Q45 — AWS DOP-C02 Ch.2
Question 45 of 100 | ← Chapter 2
A DevOps engineer manages a legacy web application running on Amazon EC2. The application uses Amazon Kinesis Data Streams to ingest and process web logs. The DevOps engineer also manages a Kinesis consumer application running on Amazon EC2. A sudden surge in data volume causes the Kinesis consumer application to fall behind, and Kinesis data is discarded before it can be processed. The DevOps engineer wants to implement a solution to scale processing capacity. Which solution meets these requirements with the highest operational efficiency?
- A. Modify the Kinesis consumer application to persist logs in Amazon S3. Use Amazon EMR to process the data directly in Amazon S3 for customer insights. Store results in Amazon S3.
- B. Horizontally scale the Kinesis consumer application by adding more EC2 instances based on the Amazon CloudWatch GetRecords.IteratorAgeMilliseconds metric. Increase the retention period of the Kinesis Data Stream. ✓
- C. Refactor the Kinesis consumer application to run as an AWS Lambda function. Configure the Kinesis Data Stream as an event source for the Lambda function to process the data stream.
- D. Increase the number of shards in the Kinesis Data Stream to improve overall throughput so the consumer application can process data faster.
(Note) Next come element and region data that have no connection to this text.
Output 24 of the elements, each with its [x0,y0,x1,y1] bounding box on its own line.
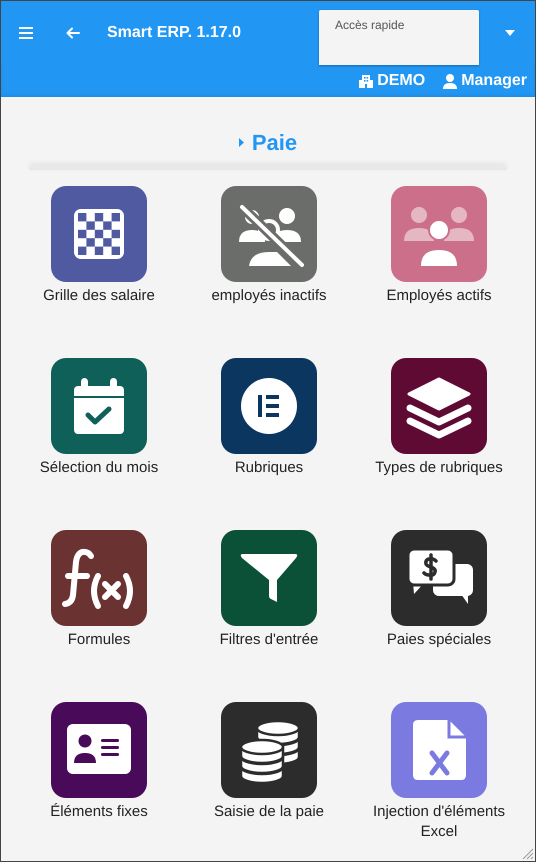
module-tile[interactable]: Grille des salaire [43,186,155,322]
module-tile[interactable]: Éléments fixes [50,702,148,838]
user-name: Manager [461,71,527,91]
section-title: Paie [252,128,298,156]
back-button[interactable] [66,27,80,39]
dropdown-button[interactable] [505,30,515,36]
module-tile[interactable]: Injection d'éléments Excel [354,702,524,838]
module-tile[interactable]: Sélection du mois [40,358,158,494]
menu-button[interactable] [19,27,33,39]
caret-right-icon [238,138,244,146]
module-tile[interactable]: Rubriques [221,358,317,494]
resize-grip-icon[interactable] [522,848,534,860]
user-icon [443,74,458,88]
module-tile[interactable]: Employés actifs [386,186,492,322]
input-field[interactable]: Accès rapide [319,10,479,65]
app-title: Smart ERP. 1.17.0 [107,23,242,43]
module-tile[interactable]: Paies spéciales [386,530,492,666]
building-icon [359,74,374,88]
company-name: DEMO [377,71,426,91]
module-tile[interactable]: employés inactifs [211,186,327,322]
module-tile[interactable]: Types de rubriques [375,358,503,494]
module-tile[interactable]: Filtres d'entrée [220,530,318,666]
module-tile[interactable]: Saisie de la paie [214,702,324,838]
module-tile[interactable]: Formules [51,530,147,666]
Correct Answer: B. Horizontally scale the Kinesis consumer application by adding more EC2 instances based on the Amazon CloudWatch GetRecords.IteratorAgeMilliseconds metric. Increase the retention period of the Kinesis Data Stream.
Explanation
Option B is correct. When a sudden data surge causes the Kinesis consumer application to lag and records are dropped, horizontally scaling the application by adding more EC2 instances—triggered by the CloudWatch GetRecords.IteratorAgeMilliseconds metric—increases processing capacity. Increasing the Kinesis Data Stream retention period prevents premature data expiration. Option A introduces complexity and cost via S3 persistence and EMR; efficiency is not guaranteed. Option C may face Lambda resource limits and cold-start latency. Option D increases shard count but does not directly address the consumer’s processing bottleneck. Thus, B delivers the highest operational efficiency.